An Update
First and foremost, we are so incredibly thankful to all we have received this week. Earlier this week, I posted an Amazon list to Facebook of things we would need after Khadees’s transplant. Within 2 days, everything on the list had been purchased and packages began to arrive. It is so difficult to be in a position of needing things or asking for help, and we hesitated posting the list. Thank you so much for helping make sure he has everything we anticipate him needing after his transplant.
This week, we continued to battle whatever allergy Khadees has with his PICC. We have changed different cleaning agents (CHG, to betadine, to alcohol), hypoallergenic tegaderm, oppsite, etc. and his skin continues to breakdown. Unfortunately, the skin breaks down and sloughs off, causing dressing changes to be as frequent as daily. The dressing changes are excruciatingly painful as his skin is so raw. Yesterday, his transplant team requested he get a new line placed and the old one removed to hopefully prevent another infection, while we figure out the next best step. For whatever reason, his body isn’t tolerating the PICC, this is now the fourth one placed since July. This cycle of PICC causing such a breakdown with his skin is so risky, because the raw skin makes him even more susceptible to infection, as does the frequent dressing changes. When there’s an infection, this causes more stress to the heart, which could cause Khadees to decline quicker. This all isn’t sustainable, so the team is trying to come up with other options. There is a discussion of placing a port, which would also mean an ICD (implantable cardioverter defibrillator) since he wouldn’t be able to wear his life vest with the port.
Khadees has continued to be tired, dizzy, and short of breath, with some days better than others. His best time of the day continues to be the morning, as he has always been a morning person (and I’ve always forgiven him for that, as I am someone who needs multiple doses of caffeine to function). Most days, he spends the majority of the time on the couch or in bed. If he gets a good day where he has more energy, he tries to do what he can, but being out and about usually requires hours or days of recovery. (Today he tried making it to half of Kellan’s soccer game and dinner for our dear friend’s birthday. It ended with him barely making it to the car.) But, we have to take the good moments when we can get them and use that time to do things to keep his spirits high.

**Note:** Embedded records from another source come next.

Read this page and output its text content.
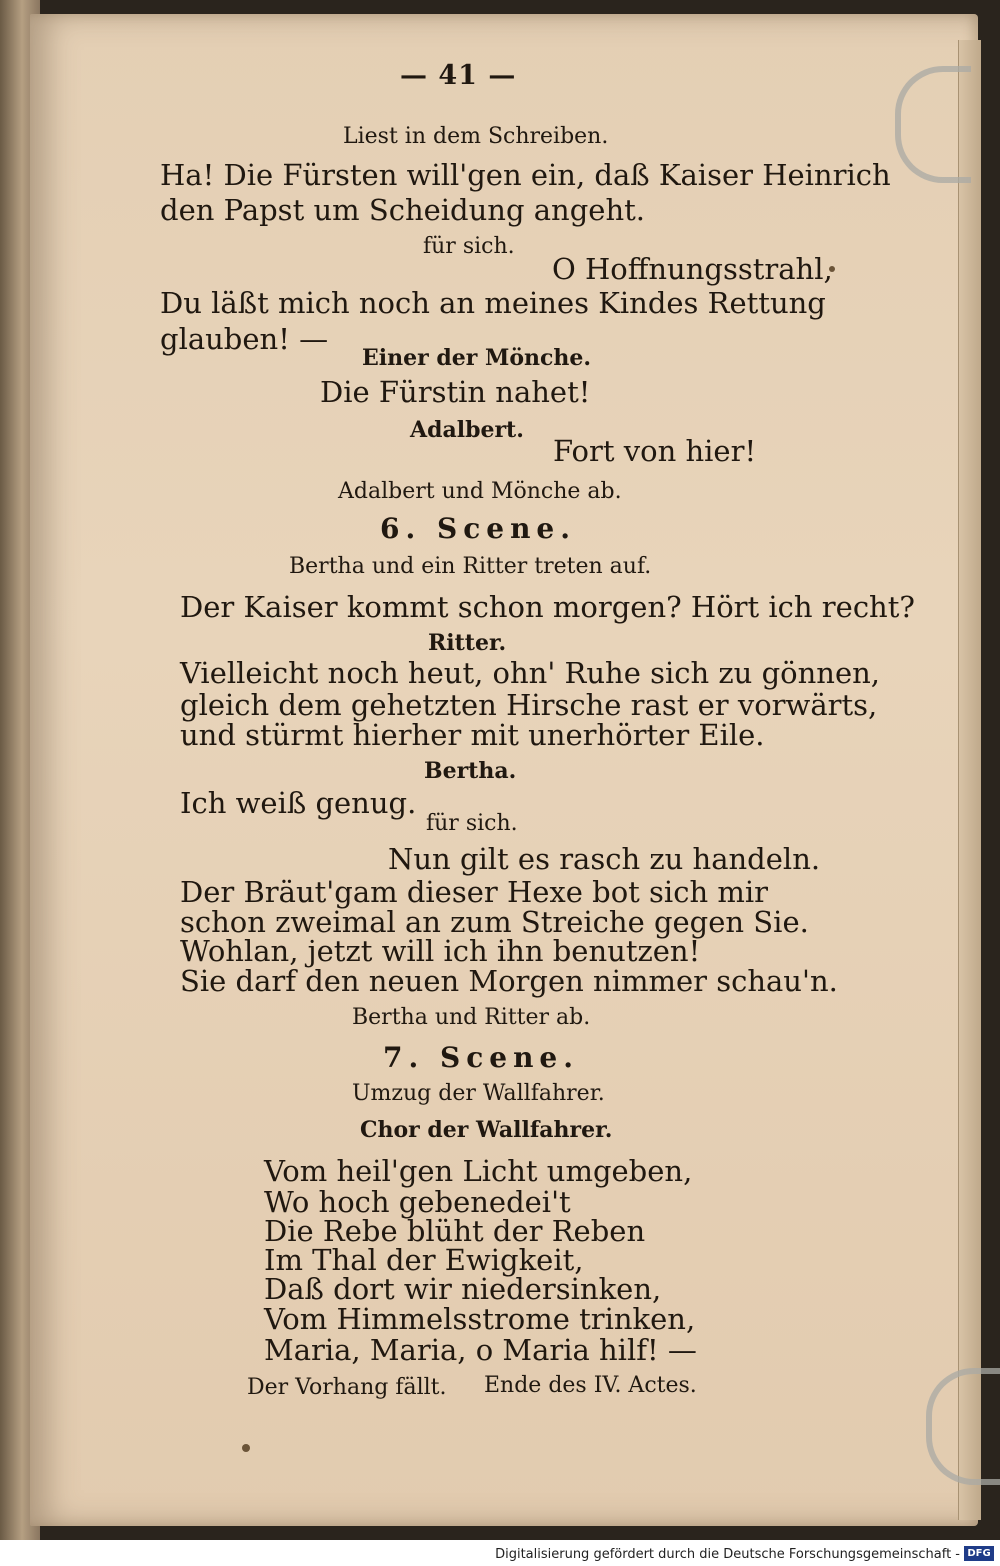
— 41 —
Liest in dem Schreiben.
Ha! Die Fürsten will'gen ein, daß Kaiser Heinrich
den Papst um Scheidung angeht.
für sich.
O Hoffnungsstrahl,
Du läßt mich noch an meines Kindes Rettung
glauben! —
Einer der Mönche.
Die Fürstin nahet!
Adalbert.
Fort von hier!
Adalbert und Mönche ab.
6. Scene.
Bertha und ein Ritter treten auf.
Der Kaiser kommt schon morgen? Hört ich recht?
Ritter.
Vielleicht noch heut, ohn' Ruhe sich zu gönnen,
gleich dem gehetzten Hirsche rast er vorwärts,
und stürmt hierher mit unerhörter Eile.
Bertha.
Ich weiß genug.
für sich.
Nun gilt es rasch zu handeln.
Der Bräut'gam dieser Hexe bot sich mir
schon zweimal an zum Streiche gegen Sie.
Wohlan, jetzt will ich ihn benutzen!
Sie darf den neuen Morgen nimmer schau'n.
Bertha und Ritter ab.
7. Scene.
Umzug der Wallfahrer.
Chor der Wallfahrer.
Vom heil'gen Licht umgeben,
Wo hoch gebenedei't
Die Rebe blüht der Reben
Im Thal der Ewigkeit,
Daß dort wir niedersinken,
Vom Himmelsstrome trinken,
Maria, Maria, o Maria hilf! —
Der Vorhang fällt. Ende des IV. Actes.
Digitalisierung gefördert durch die Deutsche Forschungsgemeinschaft - DFG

He was able to see everyone at his work this week, and we are so thankful for all of his Ohana Family. Khadees doesn’t receive any short-term disability and the time he can get for FMLA is limited. There is a required training once every 6 months, that requires watching a video. His Ohana Family helped get him there, had a wheelchair available to get him to/from, and kept him safe while he was there. I am so thankful that he has such amazing people to help him. (Huge shout out to Daniela for transporting and helping arrange this!)

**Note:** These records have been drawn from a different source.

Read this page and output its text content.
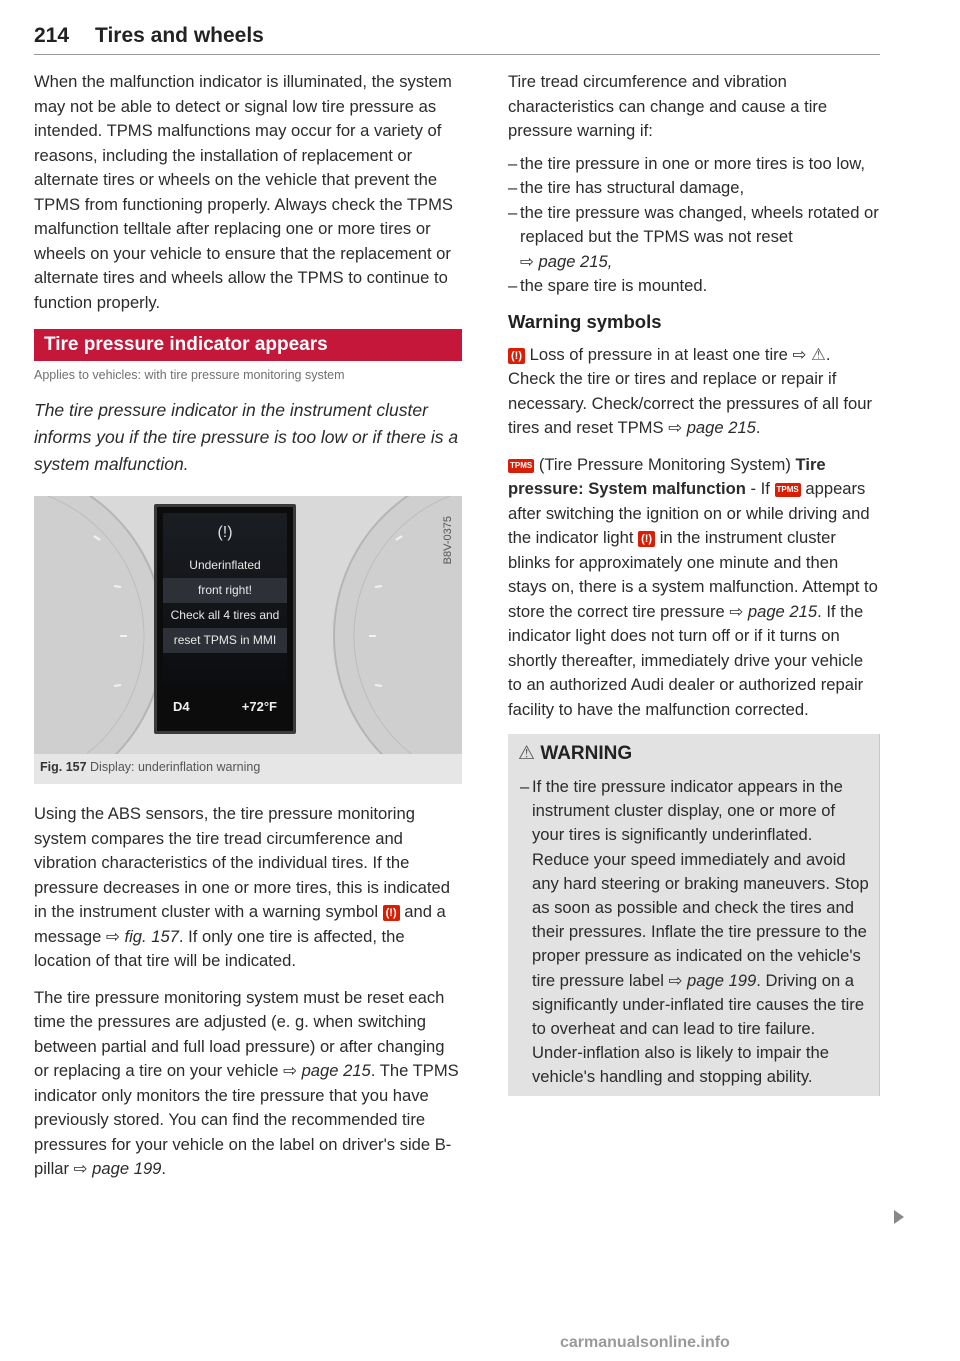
214 Tires and wheels

When the malfunction indicator is illuminated, the system may not be able to detect or signal low tire pressure as intended. TPMS malfunctions may occur for a variety of reasons, including the installation of replacement or alternate tires or wheels on the vehicle that prevent the TPMS from functioning properly. Always check the TPMS malfunction telltale after replacing one or more tires or wheels on your vehicle to ensure that the replacement or alternate tires and wheels allow the TPMS to continue to function properly.

Tire pressure indicator appears
Applies to vehicles: with tire pressure monitoring system
The tire pressure indicator in the instrument cluster informs you if the tire pressure is too low or if there is a system malfunction.
(!)
Underinflated
front right!
Check all 4 tires and
reset TPMS in MMI
D4	+72°F
B8V-0375
Fig. 157 Display: underinflation warning

Using the ABS sensors, the tire pressure monitoring system compares the tire tread circumference and vibration characteristics of the individual tires. If the pressure decreases in one or more tires, this is indicated in the instrument cluster with a warning symbol (!) and a message ⇨ fig. 157. If only one tire is affected, the location of that tire will be indicated.

The tire pressure monitoring system must be reset each time the pressures are adjusted (e. g. when switching between partial and full load pressure) or after changing or replacing a tire on your vehicle ⇨ page 215. The TPMS indicator only monitors the tire pressure that you have previously stored. You can find the recommended tire pressures for your vehicle on the label on driver's side B-pillar ⇨ page 199.

Tire tread circumference and vibration characteristics can change and cause a tire pressure warning if:

– the tire pressure in one or more tires is too low,
– the tire has structural damage,
– the tire pressure was changed, wheels rotated or replaced but the TPMS was not reset
⇨ page 215,
– the spare tire is mounted.
Warning symbols

(!) Loss of pressure in at least one tire ⇨ ⚠. Check the tire or tires and replace or repair if necessary. Check/correct the pressures of all four tires and reset TPMS ⇨ page 215.

TPMS (Tire Pressure Monitoring System) Tire pressure: System malfunction - If TPMS appears after switching the ignition on or while driving and the indicator light (!) in the instrument cluster blinks for approximately one minute and then stays on, there is a system malfunction. Attempt to store the correct tire pressure ⇨ page 215. If the indicator light does not turn off or if it turns on shortly thereafter, immediately drive your vehicle to an authorized Audi dealer or authorized repair facility to have the malfunction corrected.

⚠ WARNING
– If the tire pressure indicator appears in the instrument cluster display, one or more of your tires is significantly underinflated. Reduce your speed immediately and avoid any hard steering or braking maneuvers. Stop as soon as possible and check the tires and their pressures. Inflate the tire pressure to the proper pressure as indicated on the vehicle's tire pressure label ⇨ page 199. Driving on a significantly under-inflated tire causes the tire to overheat and can lead to tire failure. Under-inflation also is likely to impair the vehicle's handling and stopping ability.
carmanualsonline.info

Many have asked how the kids are and how I am. For me, it is day by day and often moment by moment. As a nurse, my fight or flight reaction often takes over and gets me through the days. The moment it is quiet, I am overwhelmed with all that still needs to be done and how helpless I am in Khadees’s need for a heart. It is also near impossible to take care of 4 people, work, and keep up with the house. My to-do list seems to constantly grow. Khadees and I have always been such a great team, so I am drinking extra caffeine and surviving in chaos. We went to a wedding once, where they said marriage wasn’t 50/50, that sometimes it is 80/20 or 95/5. I know Khadees often gets frustrated or feels bad for not being able to do more, so this is something I constantly remind him of.
As far as the kids, Alice at age 2, still has very little idea anything is happening. However, she has been curious of Khadees’s PICC line, often trying to play with it or tug on it, which has added to our stress. Stella is very emotional and surprisingly observant of lots of things happening. She asked me last week if Khadees is dying. She always manages to ask big questions like this in moments where you don’t have a second to think or excuse yourself, like when I am driving down the road with just the two of us in the car. Kellan has been frustrated and I think mostly with so much being out of his control. He continues to read a lot, which I think is a great escape from reality. Both Kellan and Stella are in therapy to help them process all of these big emotions. When all of this started, we agreed that we wanted to keep the kids in all of their extra curricular activities and keep their lives as normal as possible. I think this has helped, since they have outlets and other things to focus on besides the scary things happening with Daddy.
Many are asking what we need and how they can help. It’s so strange to be in a position to ask for help, and it has been something I have been struggling with, but am trying my best to get better at. Thank you to everyone who has reached out, sent us kind words, prayers, donations, and meals. We are beyond thankful to the amazing village that has supported us through this.